Zur Tatzeit hat der Beschuldigte das Tatfahrzeug am Tatort unter Verwendung beider angeführter Blaulichtsignale gelenkt, sodass von der am Tatfahrzeugdach angebrachten Leuchte Blaulicht und von der im Tatfahrzeuginnenraum befindlichen

Leuchte ständig blaues Blitzlicht nach vorne ausgestrahlt worden sind.

Die gegenständliche Fahrt ist im Zusammenhang mit den, durch die am Tattag erfolgte Ergreifung des F F veranlassten,

umfangreichen sicherheits- und kriminaldienstlichen Erhebungen zum Dienste der Strafrechtspflege ("Briefbombenserie") gestanden. Zur Durchführung dieser Erhebungen sind diverse Spezialisten und Spezialgegenstände auf dem Luft- und Landweg sowie, mit der für diese spezifischen Ermittlungen erforderlichen Spezialausrüstung ausgestattete, Fahrzeuge in den Großraum **** gebracht worden, wobei es sich beim Tatfahrzeug um eines dieser dortörtlich dringend zum Dienste der Strafrechtspflege benötigten Fahrzeuge gehandelt hat.

 

Der Zeuge Gr.Insp. H hat das verfahrensrelevante Geschehen überzeugend dargelegt und in nachvollziehbarer Weise mit Nachdruck darauf hingewiesen, die "mobile Blaulichtleuchte" nur dann am Fahrzeugdach anzubringen, wenn diese auch tatsächlich zur Verwendung kommt.

Die detaillierte Erinnerung des Zeugen in der Berufungsverhandlung an den gegenständlichen Vorfall ist nachvollziehbar und schlüssig mit der besonderen Einprägsamkeit der näheren Umstände und des Hintergrundes der Fahrt erklärt, zumal die Ergreifung von F F und die dadurch - zu diesem Zeitpunkt - als Möglichkeit gesehene Aufklärung der Briefbombenserie nicht nur in Polizeikreisen, sondern in der gesamten Öffentlichkeit enormes Aufsehen und große Beachtung erregt hat.

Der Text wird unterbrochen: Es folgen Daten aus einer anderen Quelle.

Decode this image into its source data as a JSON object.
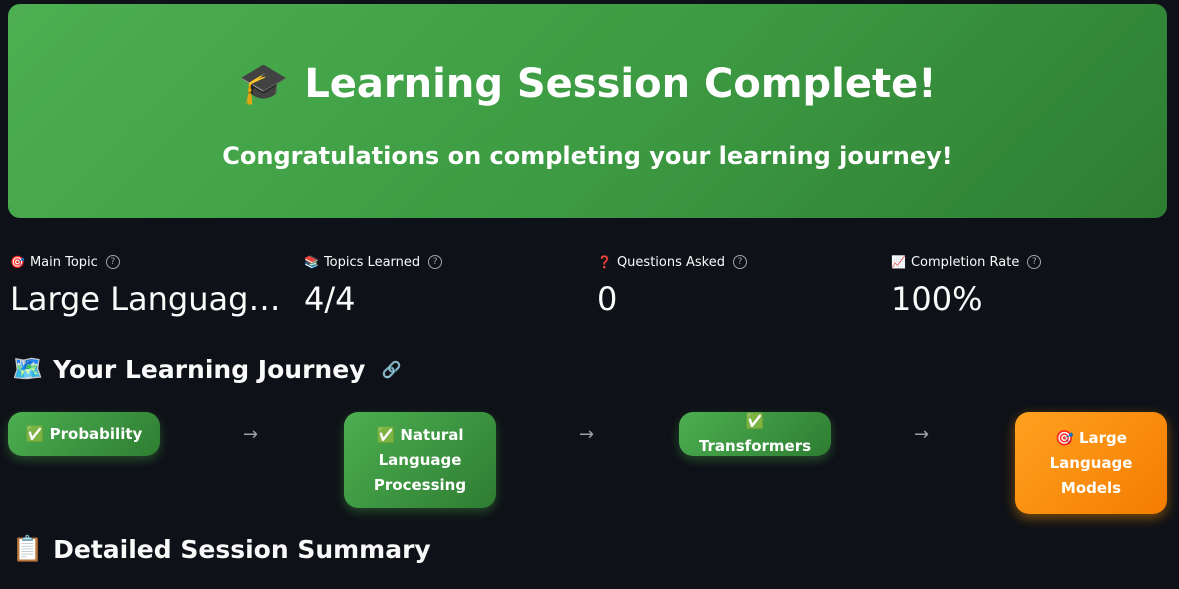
{
  "hero": {
    "icon": "🎓",
    "title": "Learning Session Complete!",
    "subtitle": "Congratulations on completing your learning journey!"
  },
  "metrics": [
    {
      "icon": "🎯",
      "label": "Main Topic",
      "value": "Large Language Models"
    },
    {
      "icon": "📚",
      "label": "Topics Learned",
      "value": "4/4"
    },
    {
      "icon": "❓",
      "label": "Questions Asked",
      "value": "0"
    },
    {
      "icon": "📈",
      "label": "Completion Rate",
      "value": "100%"
    }
  ],
  "help_glyph": "?",
  "journey": {
    "icon": "🗺️",
    "title": "Your Learning Journey",
    "link_icon": "🔗",
    "arrow": "→",
    "steps": [
      {
        "icon": "✅",
        "label": "Probability",
        "status": "completed"
      },
      {
        "icon": "✅",
        "label": "Natural Language Processing",
        "status": "completed"
      },
      {
        "icon": "✅",
        "label": "Transformers",
        "status": "completed"
      },
      {
        "icon": "🎯",
        "label": "Large Language Models",
        "status": "current"
      }
    ]
  },
  "summary": {
    "icon": "📋",
    "title": "Detailed Session Summary"
  },
  "colors": {
    "background": "#0e1117",
    "success_green": "#4caf50",
    "current_orange": "#ff9800"
  }
}
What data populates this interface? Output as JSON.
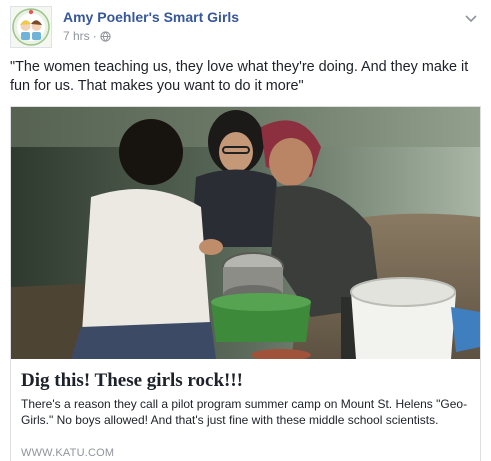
{
  "post": {
    "page_name": "Amy Poehler's Smart Girls",
    "timestamp": "7 hrs",
    "separator": "·",
    "caption": "\"The women teaching us, they love what they're doing. And they make it fun for us. That makes you want to do it more\""
  },
  "link_preview": {
    "title": "Dig this! These girls rock!!!",
    "description": "There's a reason they call a pilot program summer camp on Mount St. Helens \"Geo-Girls.\" No boys allowed! And that's just fine with these middle school scientists.",
    "domain": "WWW.KATU.COM"
  },
  "icons": {
    "audience": "globe-icon",
    "menu": "chevron-down-icon"
  },
  "colors": {
    "page_name": "#365899",
    "text": "#1d2129",
    "meta": "#90949c",
    "border": "#dddfe2"
  }
}
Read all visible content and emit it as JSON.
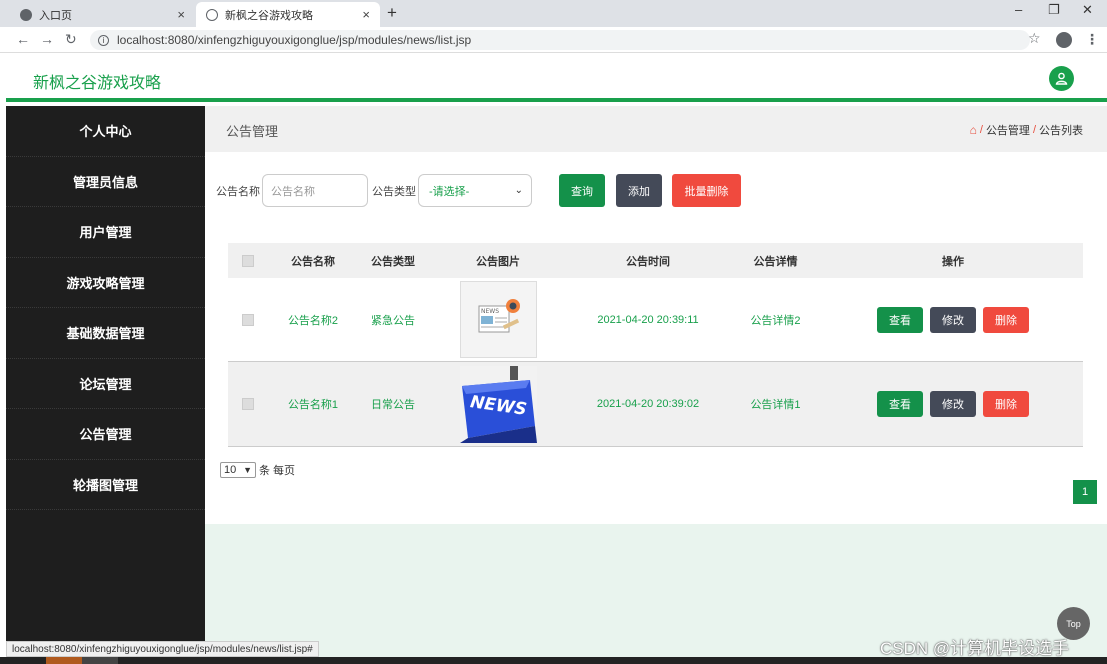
{
  "browser": {
    "tabs": [
      {
        "label": "入口页",
        "close": "×"
      },
      {
        "label": "新枫之谷游戏攻略",
        "close": "×"
      }
    ],
    "new_tab": "+",
    "url": "localhost:8080/xinfengzhiguyouxigonglue/jsp/modules/news/list.jsp",
    "status_url": "localhost:8080/xinfengzhiguyouxigonglue/jsp/modules/news/list.jsp#"
  },
  "header": {
    "title": "新枫之谷游戏攻略"
  },
  "sidebar": {
    "items": [
      {
        "label": "个人中心"
      },
      {
        "label": "管理员信息"
      },
      {
        "label": "用户管理"
      },
      {
        "label": "游戏攻略管理"
      },
      {
        "label": "基础数据管理"
      },
      {
        "label": "论坛管理"
      },
      {
        "label": "公告管理"
      },
      {
        "label": "轮播图管理"
      }
    ]
  },
  "page": {
    "title": "公告管理",
    "breadcrumb": {
      "sep": "/",
      "level1": "公告管理",
      "level2": "公告列表"
    }
  },
  "search": {
    "name_label": "公告名称",
    "name_placeholder": "公告名称",
    "type_label": "公告类型",
    "type_selected": "-请选择-",
    "query_btn": "查询",
    "add_btn": "添加",
    "batch_delete_btn": "批量删除"
  },
  "table": {
    "headers": {
      "name": "公告名称",
      "type": "公告类型",
      "image": "公告图片",
      "time": "公告时间",
      "detail": "公告详情",
      "actions": "操作"
    },
    "rows": [
      {
        "name": "公告名称2",
        "type": "紧急公告",
        "time": "2021-04-20 20:39:11",
        "detail": "公告详情2",
        "image_text": "NEWS"
      },
      {
        "name": "公告名称1",
        "type": "日常公告",
        "time": "2021-04-20 20:39:02",
        "detail": "公告详情1",
        "image_text": "NEWS"
      }
    ],
    "actions": {
      "view": "查看",
      "edit": "修改",
      "delete": "删除"
    }
  },
  "pagination": {
    "page_size": "10",
    "per_page_text": "条 每页",
    "current_page": "1"
  },
  "top_button": "Top",
  "watermark": "CSDN @计算机毕设选手",
  "colors": {
    "brand": "#19a04c",
    "sidebar": "#1e1e1e",
    "danger": "#f04a3e",
    "dark": "#444a58"
  }
}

Dazu kommt noch, dass ein Grund, aus welchem der Zeuge tatsachen- und wahrheitswidrige Angaben machen und sich dadurch der strafgerichtlichen und disziplinarrechtlichen Verfolgung aussetzen sollte, nicht verfahrensevident geworden ist, zumal der Zeuge zum nunmehrigen Zeitpunkt nicht mehr beim Kraftfahrreferat, sondern beim Donaudienst der BPD **** Dienst versieht und somit nicht mehr im Verhältnis der "unmittelbaren Kollegenschaft" zum Beschuldigten steht.

 

Die, zur dem gegenständlichen Verwaltungsstrafverfahren zugrundeliegenden schriftlichen Anzeige des LGK für NÖ, **** ****, *********** **, vom 20.10.1997, Zl. *****/****, gehörigen, sieben Radarfotos zeigen das Tatfahrzeug als im abfließenden Verkehr befindlich und dokumentieren, dass zum Radarmess-(=Tat-)zeitpunkt tatsächlich die oben beschriebene Blaulichtleuchte am über dem Beifahrersitz befindlichen Bereich des Tatfahrzeugdaches angebracht gewesen ist, lassen jedoch nicht erkennen, ob das Blaulicht in Verwendung gewesen ist oder nicht.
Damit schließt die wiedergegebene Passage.